To run this script on the cloud in parallel using Coiled Batch, we’ve added special #COILED comments to specify cloud hardware, software, number of times to run the script, etc.

#COILED n-tasks 3111
#COILED max-workers 100
#COILED region us-west-2
#COILED memory 8 GiB
#COILED container ghcr.io/osgeo/gdal
#COILED secret-env AWS_ACCESS_KEY_ID
#COILED secret-env AWS_SECRET_ACCESS_KEY

In particular:

  • #COILED n-tasks 3111: This job will run 3111 different tasks – one for each file being processed.

  • #COILED max-workers 100: Tasks are run in parallel across 100 different cloud VMs. By default, there are as many VMs as tasks.

  • #COILED region us-west-2: Run VMs in the same cloud region as where the data is hosted to avoid data transfer costs.

  • #COILED memory 8 GiB: Run on relatively small VMs as the data processing here doesn’t require many computational resources.

  • #COILED container ghcr.io/osgeo/gdal: Run our script inside this Docker container. Using the default osgeo/gdal container ensures that GDAL is installed and set up properly.

  • #COILED secret-env AWS_ACCESS_KEY_ID / #COILED secret-env AWS_SECRET_ACCESS_KEY: Authenticate with AWS so we can move processed data to a private results bucket.

Additionally, each task will have a COILED_ARRAY_TASK_ID environment variable set to “0”, “1”, “2”, … , “3110” that we can use to select the i-th file in the dataset to process.

We can then launch our job using the coiled batch run command:

coiled batch run reproject.sh

This job takes ~5 minutes to run and costs ~$0.70 in cloud hardware.

Status of job VMs over time.

Status of job VMs over time.#

And that’s it.

Summary#

Running jobs on the cloud is both common and surprisingly hard using APIs like AWS Batch / GCP Cloud Run / Azure Batch offered by cloud providers.

 

This example showed how to use Coiled Batch to run a script on the cloud, in parallel across many machines.

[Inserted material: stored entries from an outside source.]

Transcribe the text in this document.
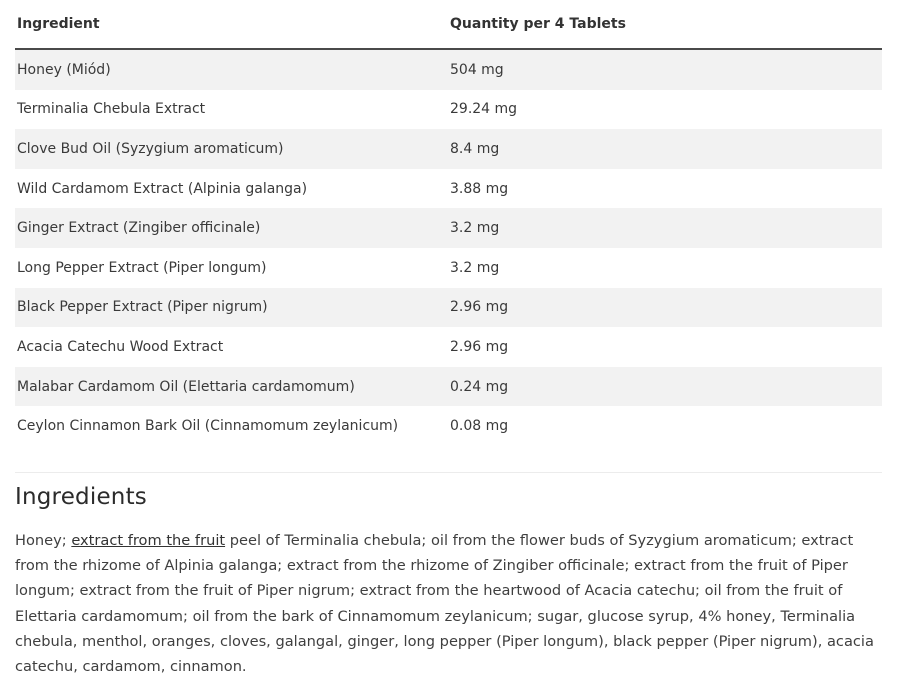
Ingredient	Quantity per 4 Tablets
Honey (Miód)	504 mg
Terminalia Chebula Extract	29.24 mg
Clove Bud Oil (Syzygium aromaticum)	8.4 mg
Wild Cardamom Extract (Alpinia galanga)	3.88 mg
Ginger Extract (Zingiber officinale)	3.2 mg
Long Pepper Extract (Piper longum)	3.2 mg
Black Pepper Extract (Piper nigrum)	2.96 mg
Acacia Catechu Wood Extract	2.96 mg
Malabar Cardamom Oil (Elettaria cardamomum)	0.24 mg
Ceylon Cinnamon Bark Oil (Cinnamomum zeylanicum)	0.08 mg
Ingredients

Honey; extract from the fruit peel of Terminalia chebula; oil from the flower buds of Syzygium aromaticum; extract from the rhizome of Alpinia galanga; extract from the rhizome of Zingiber officinale; extract from the fruit of Piper longum; extract from the fruit of Piper nigrum; extract from the heartwood of Acacia catechu; oil from the fruit of Elettaria cardamomum; oil from the bark of Cinnamomum zeylanicum; sugar, glucose syrup, 4% honey, Terminalia chebula, menthol, oranges, cloves, galangal, ginger, long pepper (Piper longum), black pepper (Piper nigrum), acacia catechu, cardamom, cinnamon.
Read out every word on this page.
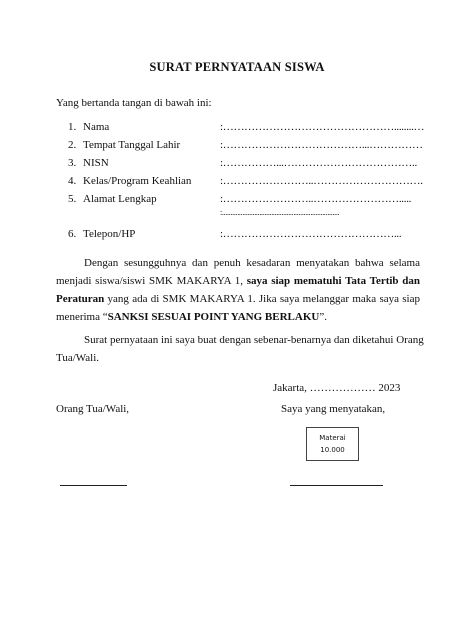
SURAT PERNYATAAN SISWA
Yang bertanda tangan di bawah ini:
1. Nama	:…………………………………………........…
2. Tempat Tanggal Lahir	:…………………………………...……………
3. NISN	:……………...………………………………..
4. Kelas/Program Keahlian	:……………………..………………………….
5. Alamat Lengkap	:……………………..…………………….....
:.....................................................................
6. Telepon/HP	:…………………………………………...
Dengan sesungguhnya dan penuh kesadaran menyatakan bahwa selama
menjadi siswa/siswi SMK MAKARYA 1, saya siap mematuhi Tata Tertib dan
Peraturan yang ada di SMK MAKARYA 1. Jika saya melanggar maka saya siap
menerima “SANKSI SESUAI POINT YANG BERLAKU”.
Surat pernyataan ini saya buat dengan sebenar-benarnya dan diketahui Orang
Tua/Wali.
Jakarta, ……………… 2023
Orang Tua/Wali,	Saya yang menyatakan,
Materai
10.000
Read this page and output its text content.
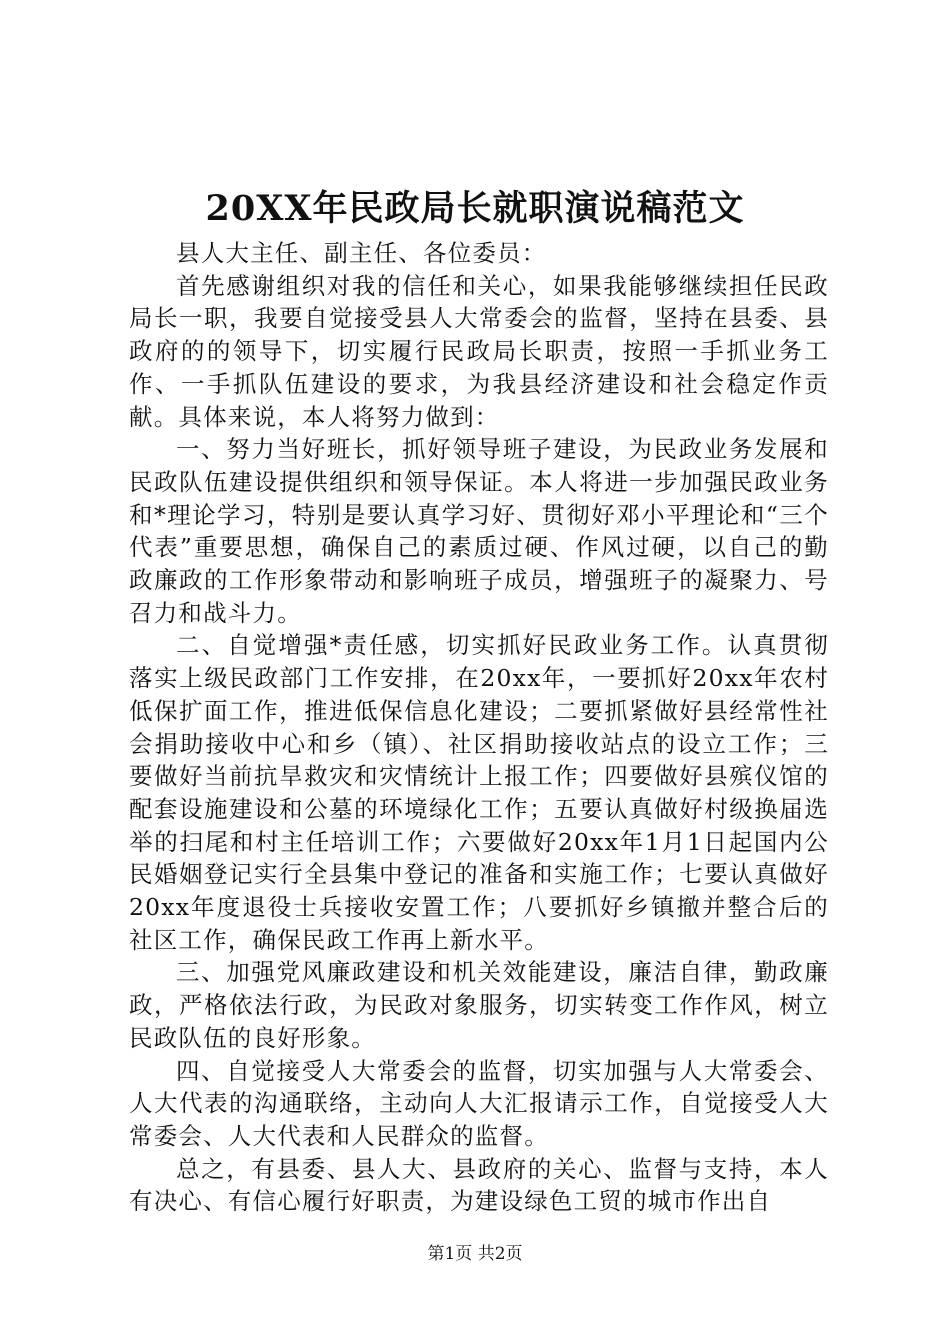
20XX年民政局长就职演说稿范文

县人大主任、副主任、各位委员：

首先感谢组织对我的信任和关心，如果我能够继续担任民政局长一职，我要自觉接受县人大常委会的监督，坚持在县委、县政府的的领导下，切实履行民政局长职责，按照一手抓业务工作、一手抓队伍建设的要求，为我县经济建设和社会稳定作贡献。具体来说，本人将努力做到：

一、努力当好班长，抓好领导班子建设，为民政业务发展和民政队伍建设提供组织和领导保证。本人将进一步加强民政业务和*理论学习，特别是要认真学习好、贯彻好邓小平理论和“三个代表”重要思想，确保自己的素质过硬、作风过硬，以自己的勤政廉政的工作形象带动和影响班子成员，增强班子的凝聚力、号召力和战斗力。

二、自觉增强*责任感，切实抓好民政业务工作。认真贯彻落实上级民政部门工作安排，在20xx年，一要抓好20xx年农村低保扩面工作，推进低保信息化建设；二要抓紧做好县经常性社会捐助接收中心和乡（镇）、社区捐助接收站点的设立工作；三要做好当前抗旱救灾和灾情统计上报工作；四要做好县殡仪馆的配套设施建设和公墓的环境绿化工作；五要认真做好村级换届选举的扫尾和村主任培训工作；六要做好20xx年1月1日起国内公民婚姻登记实行全县集中登记的准备和实施工作；七要认真做好20xx年度退役士兵接收安置工作；八要抓好乡镇撤并整合后的社区工作，确保民政工作再上新水平。

三、加强党风廉政建设和机关效能建设，廉洁自律，勤政廉政，严格依法行政，为民政对象服务，切实转变工作作风，树立民政队伍的良好形象。

四、自觉接受人大常委会的监督，切实加强与人大常委会、人大代表的沟通联络，主动向人大汇报请示工作，自觉接受人大常委会、人大代表和人民群众的监督。

总之，有县委、县人大、县政府的关心、监督与支持，本人有决心、有信心履行好职责，为建设绿色工贸的城市作出自

第1页 共2页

This was:

  • Easy: Minimal code changes, and no cloud devops needed, to run on the cloud

  • Flexible: Can run anything, not just Python code

  • Fast: ~600x speedup by running in-region, in parallel

  • Cheap: Cloud hardware costs ~$0.70 for the entire job

We hope this example shows that with just a few lines of code you can run your jobs on the cloud in a straightforward way. We also hope it provides a template you can copy and adapt for your own use case.